The Delivery Man gave a loud laugh, which startled several of the big
clumsy birds from the treetops. “They hid the elevation mechanism well enough,
didn’t they?”
“It’s not hidden. We just don’t know how to look for it through their
perception.”
“That sounds like the argument of a desperate man.”
Or
worse, a crazy obsessive
.
“Son, you’re following a monster through a forest on an alien planet,
hoping it’ll ultimately take you back to your family. Please don’t talk to me
about desperate, okay?”
“All right, but answer me this: Why would you want to open a wormhole
into the middle of a star? You’d kill the planet on the other end.”
“It’s a zero-width wormhole; nothing physical passes down it.”
The Delivery Man could picture Gore’s face perfectly, gold skin at the
side of his eyes creased slightly as he frowned in annoyed perplexity. “Okay,
so what information can it gather from a star?”
“Not the star directly. There must be some kind of sensor bobbing about
under the corona. Or maybe deeper. We know they love their research
experiments.”
“We do, but we need the end result, remember?” He took a guess what Gore’s
next question was going to be; the impatience was obvious.
“How long until you get here?” Gore asked.

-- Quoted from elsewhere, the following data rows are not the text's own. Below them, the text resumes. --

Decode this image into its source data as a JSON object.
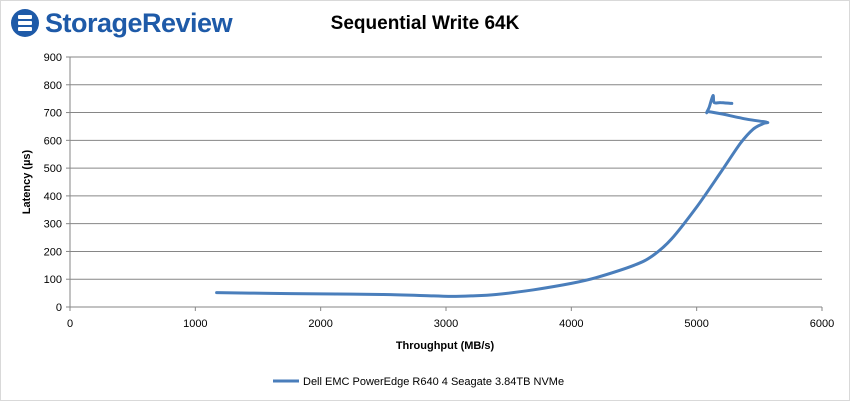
{
  "branding": {
    "logo_text": "StorageReview",
    "logo_color": "#1e5aa8"
  },
  "chart_data": {
    "type": "line",
    "title": "Sequential Write 64K",
    "xlabel": "Throughput (MB/s)",
    "ylabel": "Latency (µs)",
    "xlim": [
      0,
      6000
    ],
    "ylim": [
      0,
      900
    ],
    "xticks": [
      0,
      1000,
      2000,
      3000,
      4000,
      5000,
      6000
    ],
    "yticks": [
      0,
      100,
      200,
      300,
      400,
      500,
      600,
      700,
      800,
      900
    ],
    "grid": "horizontal",
    "legend_position": "bottom",
    "series": [
      {
        "name": "Dell EMC PowerEdge R640 4 Seagate 3.84TB NVMe",
        "color": "#4a7ebb",
        "x": [
          1170,
          1600,
          2000,
          2500,
          2900,
          3050,
          3200,
          3400,
          3700,
          4000,
          4200,
          4500,
          4650,
          4800,
          5000,
          5200,
          5350,
          5450,
          5530,
          5560,
          5400,
          5200,
          5100,
          5080,
          5100,
          5130,
          5140,
          5190,
          5280
        ],
        "y": [
          52,
          49,
          47,
          45,
          40,
          38,
          40,
          45,
          62,
          85,
          106,
          150,
          185,
          245,
          360,
          490,
          590,
          640,
          660,
          665,
          676,
          695,
          703,
          700,
          719,
          761,
          736,
          736,
          733
        ]
      }
    ]
  }
}
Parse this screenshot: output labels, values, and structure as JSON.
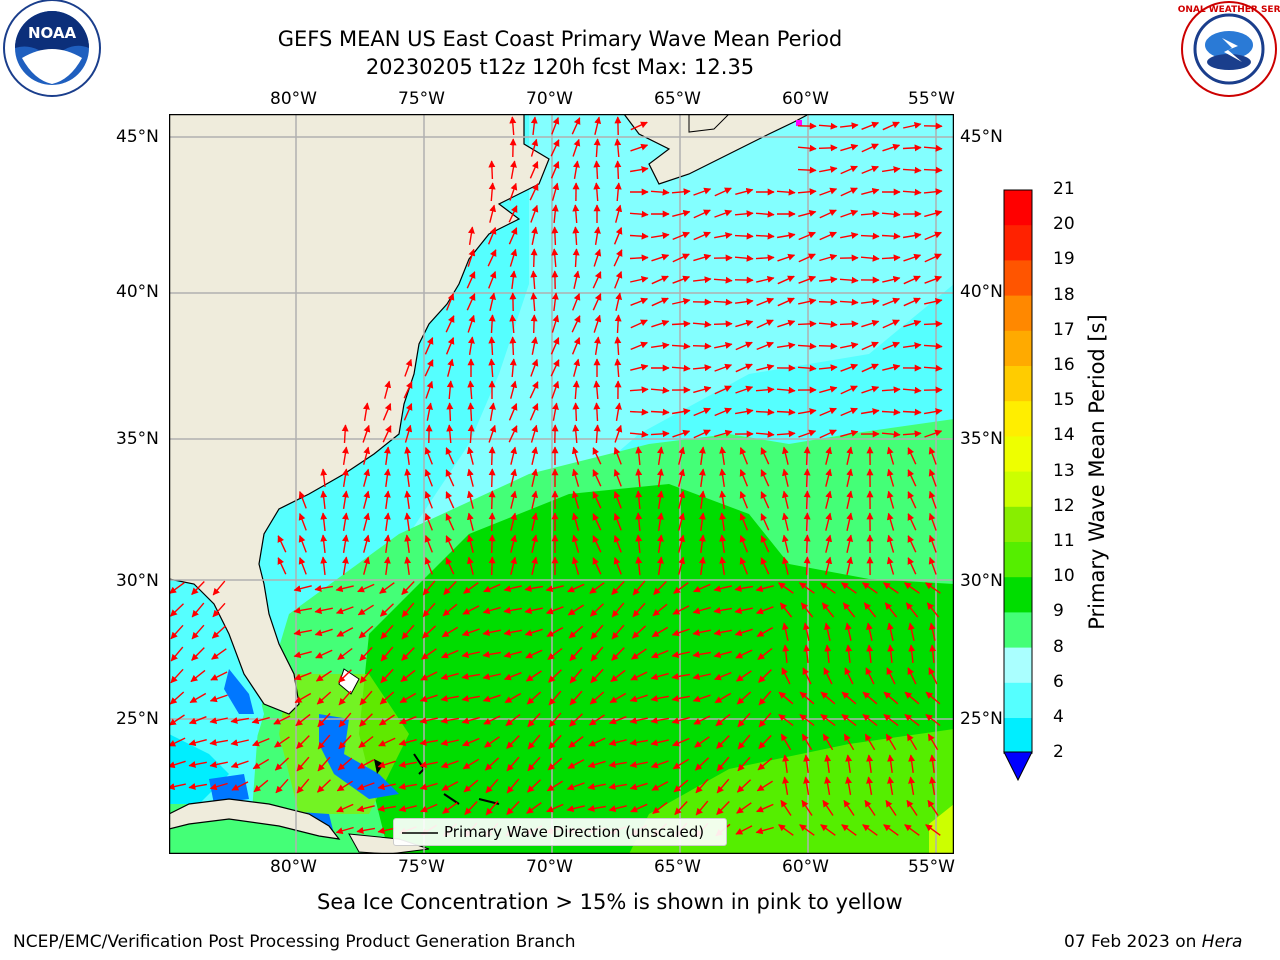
{
  "title": {
    "line1": "GEFS MEAN US East Coast Primary Wave Mean Period",
    "line2": "20230205 t12z 120h fcst   Max: 12.35"
  },
  "map": {
    "lon_labels": [
      "80°W",
      "75°W",
      "70°W",
      "65°W",
      "60°W",
      "55°W"
    ],
    "lat_labels": [
      "45°N",
      "40°N",
      "35°N",
      "30°N",
      "25°N"
    ],
    "legend_label": "Primary Wave Direction (unscaled)",
    "colors": {
      "land": "#efecdc",
      "grid": "#b0b0b0",
      "arrow": "#ff0000",
      "coast": "#000000"
    }
  },
  "colorbar": {
    "label": "Primary Wave Mean Period [s]",
    "ticks": [
      "21",
      "20",
      "19",
      "18",
      "17",
      "16",
      "15",
      "14",
      "13",
      "12",
      "11",
      "10",
      "9",
      "8",
      "6",
      "4",
      "2"
    ],
    "colors": [
      "#ff0000",
      "#ff2200",
      "#ff5500",
      "#ff8800",
      "#ffaa00",
      "#ffcc00",
      "#ffee00",
      "#eeff00",
      "#ccff00",
      "#88ee00",
      "#55ee00",
      "#00dd00",
      "#44ff77",
      "#aaffff",
      "#55ffff",
      "#00eeff",
      "#0077ff"
    ],
    "extend_color": "#0000ff"
  },
  "caption": "Sea Ice Concentration > 15% is shown in pink to yellow",
  "footer": {
    "left": "NCEP/EMC/Verification Post Processing Product Generation Branch",
    "right_date": "07 Feb 2023 on ",
    "right_machine": "Hera"
  },
  "logos": {
    "noaa_text": "NOAA",
    "nws_text": "NATIONAL WEATHER SERVICE"
  }
}
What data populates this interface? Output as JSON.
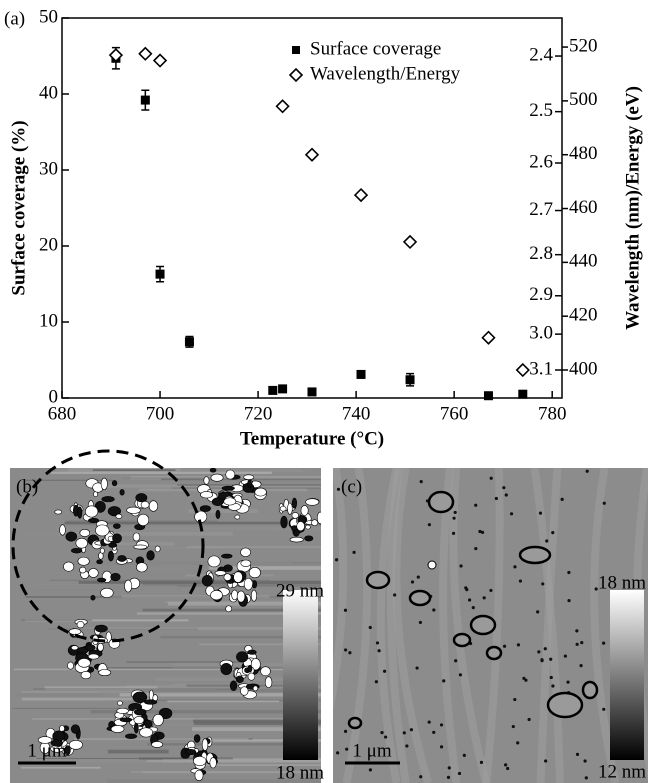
{
  "chart_data": {
    "type": "scatter",
    "panel_label": "(a)",
    "xlabel": "Temperature (°C)",
    "ylabel": "Surface coverage (%)",
    "y2label": "Wavelength (nm)/Energy (eV)",
    "xlim": [
      680,
      782
    ],
    "xticks": [
      680,
      700,
      720,
      740,
      760,
      780
    ],
    "ylim": [
      0,
      50
    ],
    "yticks": [
      0,
      10,
      20,
      30,
      40,
      50
    ],
    "y2lim": [
      389.6,
      530.8
    ],
    "y2ticks": [
      400,
      420,
      440,
      460,
      480,
      500,
      520
    ],
    "energy_ticks": [
      {
        "value": 2.4,
        "label": "2.4"
      },
      {
        "value": 2.5,
        "label": "2.5"
      },
      {
        "value": 2.6,
        "label": "2.6"
      },
      {
        "value": 2.7,
        "label": "2.7"
      },
      {
        "value": 2.8,
        "label": "2.8"
      },
      {
        "value": 2.9,
        "label": "2.9"
      },
      {
        "value": 3.0,
        "label": "3.0"
      },
      {
        "value": 3.1,
        "label": "3.1"
      }
    ],
    "legend": "upper right",
    "series": [
      {
        "name": "Surface coverage",
        "marker": "square",
        "color": "#000000",
        "x": [
          691,
          697,
          700,
          706,
          723,
          725,
          731,
          741,
          751,
          767,
          774
        ],
        "values": [
          44.7,
          39.2,
          16.3,
          7.4,
          1.0,
          1.2,
          0.8,
          3.1,
          2.4,
          0.3,
          0.5
        ],
        "errors": [
          1.4,
          1.3,
          1.0,
          0.7,
          0.3,
          0.3,
          0.3,
          0.3,
          0.8,
          0.3,
          0.3
        ]
      },
      {
        "name": "Wavelength/Energy",
        "marker": "diamond",
        "color": "#000000",
        "axis": "y2",
        "x": [
          691,
          697,
          700,
          725,
          731,
          741,
          751,
          767,
          774
        ],
        "values": [
          517,
          517.5,
          515,
          498,
          480,
          465,
          447.6,
          412,
          400
        ]
      }
    ]
  },
  "panels": [
    {
      "label": "(b)",
      "scale_max": "29 nm",
      "scale_min": "18 nm",
      "scale_bar": "1 μm"
    },
    {
      "label": "(c)",
      "scale_max": "18 nm",
      "scale_min": "12 nm",
      "scale_bar": "1 μm"
    }
  ]
}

The Delivery Man smiled at the forest. “Give us another five hours.”
“For Christ’s sake!”
“We’re making good time,” he objected. “Tyzak isn’t exactly the youngest
Anomine in his village.”
“All right. I’ll be waiting.”
The Delivery Man thought it best not to point out that five hours would
only bring them to the edge of the city.
Dusk had already drained the sky of vitality when they began traversing the
flat grassland that skirted the Anomine city. It was a curiously unnerving
walk. Unlike a human city, there was no gradual buildup of the urban zone; here
it was clearly defined. One minute the suspiciously level and uniform grass was
underfoot, the next the Delivery Man was treading on a concrete-equivalent
street with a bulbous skyscraper rising high into the ash-gray sky in front of
him. Lights were starting to come on inside every building. There didn’t seem
to be windows in the human architecture mode; these massive structures had a
skin that was partially translucent. Staring at it hard, the Delivery Man
thought he saw some kind of movement in the faint moiré threads that suffused
the substance, as if it were a very slowly moving liquid. That was when he
realized it was the high-technology version of the membranes in the village
houses.
The deeper they walked into the city, the darker the sky above became. It
was mere minutes before the Delivery Man was completely surrounded by the
hulking buildings. He’d been in enough Anomine cities since they’d arrived in
the system not to be perturbed by the layout and profiles, but something about
being with Tyzak made this experience different. It seemed … not as deserted as
it appeared. Warm soft light illuminated the streets, creating a blend of
multicolored shadows playing across each surface. More than once he thought he
caught them fluttering from the corner of his eye. The sensation of being
watched was so great that he finally gave in and ordered his biononics to run a
fast field scan.
Obviously there was nothing. But that cold logic did nothing to dispel
the haunting sensation.
“Do you have stories of ghosts?” he asked Tyzak.
“Your translation machine is struggling with the word. Do you mean an
essence which lingers after the living body has died?”